No doubt protests have become popular, fashionable, and some sort of a lifestyle way of social involvement. Nevertheless, the issue of their legitimacy inevitably comes to the agenda. Krastev’s book presents a sympathetic vision on protesters’ viewpoints. In spite of various aspects of criticism, the honesty and spontaneity of protests are left above suspicion. According to Krastev, protesters can be sometimes wrong in what they do, but we have to accept their own version of who they are, and of what they have seen, experienced, understood, and outspoken. When we learn that citizens try to (efficiently or primitively) control democratic institutions, we don’t ask ourselves if it is the citizens who really make such a claim. Any discussion of possible manipulation and steering of protests is light-heartedly dismissed as conspiracy theories or elite propaganda. Counterfeit protest activity needs elaboration in further research.

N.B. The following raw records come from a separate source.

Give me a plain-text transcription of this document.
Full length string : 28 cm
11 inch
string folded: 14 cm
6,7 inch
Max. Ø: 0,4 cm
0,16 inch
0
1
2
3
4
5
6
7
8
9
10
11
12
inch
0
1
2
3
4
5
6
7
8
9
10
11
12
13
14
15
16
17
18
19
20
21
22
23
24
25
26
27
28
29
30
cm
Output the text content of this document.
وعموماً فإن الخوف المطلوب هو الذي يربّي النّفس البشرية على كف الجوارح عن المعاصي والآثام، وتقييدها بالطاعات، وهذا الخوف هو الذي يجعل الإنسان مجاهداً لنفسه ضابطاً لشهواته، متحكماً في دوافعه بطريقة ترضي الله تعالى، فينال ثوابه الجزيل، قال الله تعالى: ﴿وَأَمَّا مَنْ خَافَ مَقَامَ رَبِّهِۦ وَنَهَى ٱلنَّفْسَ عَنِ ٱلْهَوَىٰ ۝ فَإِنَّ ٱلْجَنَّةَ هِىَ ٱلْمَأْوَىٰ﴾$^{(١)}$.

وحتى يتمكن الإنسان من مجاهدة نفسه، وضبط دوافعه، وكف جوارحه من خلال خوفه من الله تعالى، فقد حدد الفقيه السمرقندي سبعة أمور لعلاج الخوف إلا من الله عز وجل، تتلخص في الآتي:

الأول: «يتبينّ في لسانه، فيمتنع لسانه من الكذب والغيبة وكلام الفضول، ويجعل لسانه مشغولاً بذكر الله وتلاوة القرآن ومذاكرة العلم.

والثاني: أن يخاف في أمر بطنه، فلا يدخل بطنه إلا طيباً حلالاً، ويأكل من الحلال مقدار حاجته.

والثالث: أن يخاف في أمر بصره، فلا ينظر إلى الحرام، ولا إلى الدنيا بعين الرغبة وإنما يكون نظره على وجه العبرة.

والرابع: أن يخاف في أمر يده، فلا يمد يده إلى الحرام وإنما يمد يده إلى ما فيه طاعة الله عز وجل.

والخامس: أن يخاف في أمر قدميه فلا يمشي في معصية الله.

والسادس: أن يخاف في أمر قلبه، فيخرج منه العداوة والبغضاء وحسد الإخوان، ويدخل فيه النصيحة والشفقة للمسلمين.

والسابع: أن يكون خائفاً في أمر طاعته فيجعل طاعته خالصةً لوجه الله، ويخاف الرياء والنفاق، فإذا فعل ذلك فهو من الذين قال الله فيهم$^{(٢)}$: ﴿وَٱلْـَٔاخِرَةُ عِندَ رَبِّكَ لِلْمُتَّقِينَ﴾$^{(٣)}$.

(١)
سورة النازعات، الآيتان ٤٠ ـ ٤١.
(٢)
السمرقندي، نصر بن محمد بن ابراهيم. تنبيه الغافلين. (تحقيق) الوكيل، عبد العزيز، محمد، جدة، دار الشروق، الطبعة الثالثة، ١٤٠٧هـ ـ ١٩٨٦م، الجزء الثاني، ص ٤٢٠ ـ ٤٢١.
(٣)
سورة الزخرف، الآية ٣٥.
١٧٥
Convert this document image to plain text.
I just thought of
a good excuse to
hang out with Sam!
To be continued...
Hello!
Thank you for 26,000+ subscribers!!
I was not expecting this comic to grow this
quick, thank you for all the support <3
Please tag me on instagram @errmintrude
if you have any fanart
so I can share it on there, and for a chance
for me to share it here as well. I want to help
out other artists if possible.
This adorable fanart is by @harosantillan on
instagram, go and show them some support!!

Ivan Krastev states that democracy will survive out of this disruption caused by protest anti-politics. Twenty years ago, Patrick Kennon shared a similar opinion. Whatever happens and to whatever consequences, its result will still be called “democracy.” Krastev’s book on the protest wave is not only timely, fascinating, and profound, it is full of many superb references and observations, which made me several times passionately, wish I have come to them myself. Such brilliantly written books usually receive the label “must-read.” I opt to extend it to “must-think.”